Und dann kommt es zur nächsten surrealen Begegnung: Als wir gerade aufbrechen wollen, nähert sich uns ein eher versandelter Typ, der dem Alkohol nicht ganz abgeneigt scheint, und fragt: „Sads es Punks?“ Wie er auf das kommt, weiß man nicht so genau, eventuell wegen meiner zweifarbigen Haare oder wegen Katharinas Wander-Outfit mit kurzer Hose und schwarzen Strümpfen … aber er hält uns offenbar für fahrendes Volk, und das sind wir ja irgendwie auch. Er jedenfalls war ein Punk, erzählt er, und hat in den späten 70ern und/oder frühen 80ern bei einer Band gesungen, einer lokalen oberösterreichischen Größe anscheinend, die aber immerhin als Vorgruppe von Willi Warma (die ich seinerzeit tatsächlich einmal live gesehen habe, glaube ich) und Wellblech Untergrund (deren Namen ich immer genial fand) gespielt hat. Naja, aber wir sind keine Punks, und er meint: „Nix für unguat!“, also gehen wir hin in Frieden.

Als wir uns der St.-Marien-Kirche nähern, entdecken wir direkt am Kirchenplatz eine Bücherei, die mein Lieblingsmensch naturgemäß schon aus professionellem Interesse betreten und begutachten muss. Wir schauen uns um, plaudern angeregt mit den zwei sehr netten Bibliothekarinnen, bewundern die vielen guten Ideen, die hier umgesetzt wurden, und nehmen dann schon wieder Abschied.

Weiter geht es in die oben erwähnte Kirche, die vor allem durch ihren schönen Kreuzgang auffällt …

… und dann weg aus der Innenstadt von Enns, in einen Stadtteil mit dem unsäglichen Namen Lorch, wo wir auf die Kirche St. Lorenz (alias Lorcher Basilika) zuhalten, dieses noch schönere alte Gotteshaus begeistert besichtigen …

… und uns (siehe Bild rechts unten) freundlich empfangen fühlen.
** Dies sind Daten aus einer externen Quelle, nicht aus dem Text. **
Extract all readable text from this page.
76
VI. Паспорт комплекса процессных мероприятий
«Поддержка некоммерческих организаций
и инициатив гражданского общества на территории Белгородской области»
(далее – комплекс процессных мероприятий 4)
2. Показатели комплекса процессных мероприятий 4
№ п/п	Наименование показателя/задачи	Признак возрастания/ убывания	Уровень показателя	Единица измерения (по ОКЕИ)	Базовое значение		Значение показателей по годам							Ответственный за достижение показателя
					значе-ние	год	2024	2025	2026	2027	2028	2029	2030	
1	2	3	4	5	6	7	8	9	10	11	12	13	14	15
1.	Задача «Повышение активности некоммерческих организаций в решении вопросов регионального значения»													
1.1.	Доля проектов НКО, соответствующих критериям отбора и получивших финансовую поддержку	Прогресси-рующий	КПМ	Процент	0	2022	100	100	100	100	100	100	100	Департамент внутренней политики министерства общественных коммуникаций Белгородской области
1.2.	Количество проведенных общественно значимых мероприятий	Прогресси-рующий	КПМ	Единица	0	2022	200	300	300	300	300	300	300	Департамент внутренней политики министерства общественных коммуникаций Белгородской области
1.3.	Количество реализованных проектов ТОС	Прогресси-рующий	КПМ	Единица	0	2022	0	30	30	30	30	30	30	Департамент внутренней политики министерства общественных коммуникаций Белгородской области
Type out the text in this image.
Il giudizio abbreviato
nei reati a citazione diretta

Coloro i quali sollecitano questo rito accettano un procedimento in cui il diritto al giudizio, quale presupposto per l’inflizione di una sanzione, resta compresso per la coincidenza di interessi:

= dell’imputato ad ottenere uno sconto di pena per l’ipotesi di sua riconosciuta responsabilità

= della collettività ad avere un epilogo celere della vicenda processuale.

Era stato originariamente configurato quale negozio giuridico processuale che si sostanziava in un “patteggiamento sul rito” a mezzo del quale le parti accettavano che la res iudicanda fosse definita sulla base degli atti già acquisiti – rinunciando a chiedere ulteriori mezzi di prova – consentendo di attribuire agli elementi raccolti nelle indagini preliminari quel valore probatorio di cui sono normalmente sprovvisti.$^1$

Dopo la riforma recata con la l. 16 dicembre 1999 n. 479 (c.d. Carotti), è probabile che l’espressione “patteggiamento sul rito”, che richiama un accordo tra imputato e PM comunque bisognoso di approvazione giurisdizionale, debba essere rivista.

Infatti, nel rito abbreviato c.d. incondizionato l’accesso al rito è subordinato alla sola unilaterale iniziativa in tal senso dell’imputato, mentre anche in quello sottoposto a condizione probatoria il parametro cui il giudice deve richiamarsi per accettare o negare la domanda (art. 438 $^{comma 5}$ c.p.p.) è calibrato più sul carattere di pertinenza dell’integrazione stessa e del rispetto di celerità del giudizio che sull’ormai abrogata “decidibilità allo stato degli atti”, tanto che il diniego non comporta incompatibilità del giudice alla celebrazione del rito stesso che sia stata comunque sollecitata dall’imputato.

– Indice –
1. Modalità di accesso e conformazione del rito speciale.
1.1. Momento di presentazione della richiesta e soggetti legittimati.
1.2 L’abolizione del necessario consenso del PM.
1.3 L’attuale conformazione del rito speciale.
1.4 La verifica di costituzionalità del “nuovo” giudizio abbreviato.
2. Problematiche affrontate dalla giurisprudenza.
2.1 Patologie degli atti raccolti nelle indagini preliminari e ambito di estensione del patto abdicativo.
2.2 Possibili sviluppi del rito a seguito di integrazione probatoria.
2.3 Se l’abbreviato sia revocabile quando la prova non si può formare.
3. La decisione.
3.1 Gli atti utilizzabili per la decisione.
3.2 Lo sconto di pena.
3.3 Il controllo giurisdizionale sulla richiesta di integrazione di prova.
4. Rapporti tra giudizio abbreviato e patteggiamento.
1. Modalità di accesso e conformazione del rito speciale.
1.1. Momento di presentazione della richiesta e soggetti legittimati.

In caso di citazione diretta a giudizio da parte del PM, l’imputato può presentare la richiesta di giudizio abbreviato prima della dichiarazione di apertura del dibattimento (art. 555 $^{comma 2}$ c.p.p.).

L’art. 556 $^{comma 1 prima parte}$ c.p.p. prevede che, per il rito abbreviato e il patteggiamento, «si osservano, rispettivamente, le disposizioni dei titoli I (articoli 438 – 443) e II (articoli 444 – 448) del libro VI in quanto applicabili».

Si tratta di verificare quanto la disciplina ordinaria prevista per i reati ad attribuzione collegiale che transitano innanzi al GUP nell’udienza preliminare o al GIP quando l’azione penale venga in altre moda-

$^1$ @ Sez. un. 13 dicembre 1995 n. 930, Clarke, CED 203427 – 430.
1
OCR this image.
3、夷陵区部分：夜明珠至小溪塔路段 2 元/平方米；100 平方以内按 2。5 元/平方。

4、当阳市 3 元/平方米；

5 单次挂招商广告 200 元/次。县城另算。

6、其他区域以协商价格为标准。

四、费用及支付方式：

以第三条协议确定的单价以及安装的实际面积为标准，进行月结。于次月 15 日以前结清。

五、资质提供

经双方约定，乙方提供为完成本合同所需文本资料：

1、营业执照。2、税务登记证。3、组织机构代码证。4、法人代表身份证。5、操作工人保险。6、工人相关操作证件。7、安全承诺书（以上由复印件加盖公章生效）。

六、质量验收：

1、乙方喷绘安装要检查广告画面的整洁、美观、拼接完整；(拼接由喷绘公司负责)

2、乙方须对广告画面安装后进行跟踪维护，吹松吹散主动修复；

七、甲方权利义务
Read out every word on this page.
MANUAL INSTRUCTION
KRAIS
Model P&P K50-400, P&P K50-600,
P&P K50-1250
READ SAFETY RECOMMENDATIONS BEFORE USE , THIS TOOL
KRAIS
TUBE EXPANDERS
Dann aber – wie soll ich es anders sagen? – wird’s oasch. End- und schattenlos führt der Jakobsweg an besagten Verschubbahnhofgleisen entlang, unter der neuen und der alten Westbahnstrecke durch, dann durch den Ort Asten (eine öde Vorstadthölle voller Gemeindebauten) und zur Abwechslung auch einmal unter der Autobahn durch.

Und plötzlich stehen wir vor einem der heutigen Höhepunkte des (völlig falsch verstandenen) Surrealismus: den Firmengebäuden von „backaldrin International – The Kornspitz Company“, vor denen auch gleich ein Kornspitz aus Granit aufragt, eine ungeheure Geschmacklosigkeit, die ausschaut wie eine riesige steinerne Kackwurst und vom Künstler Erwin Wurm geschaffen wurde. (Und wenn das nicht alles über Künstler sagt, was es über Künstler zu sagen gibt, was muss dann noch passieren?!) Ach ja, passiert auch schon … ein paar Schritte weiter stehen wir nämlich vor einer verchromten Leibschüssel, die von der Architektengruppe Coop Himmelb(l)au verbrochen wurde und PANEUM heißt. Sie nennt sich „Wunderkammer des Brotes“ und ist wahrscheinlich sowas wie ein Museum.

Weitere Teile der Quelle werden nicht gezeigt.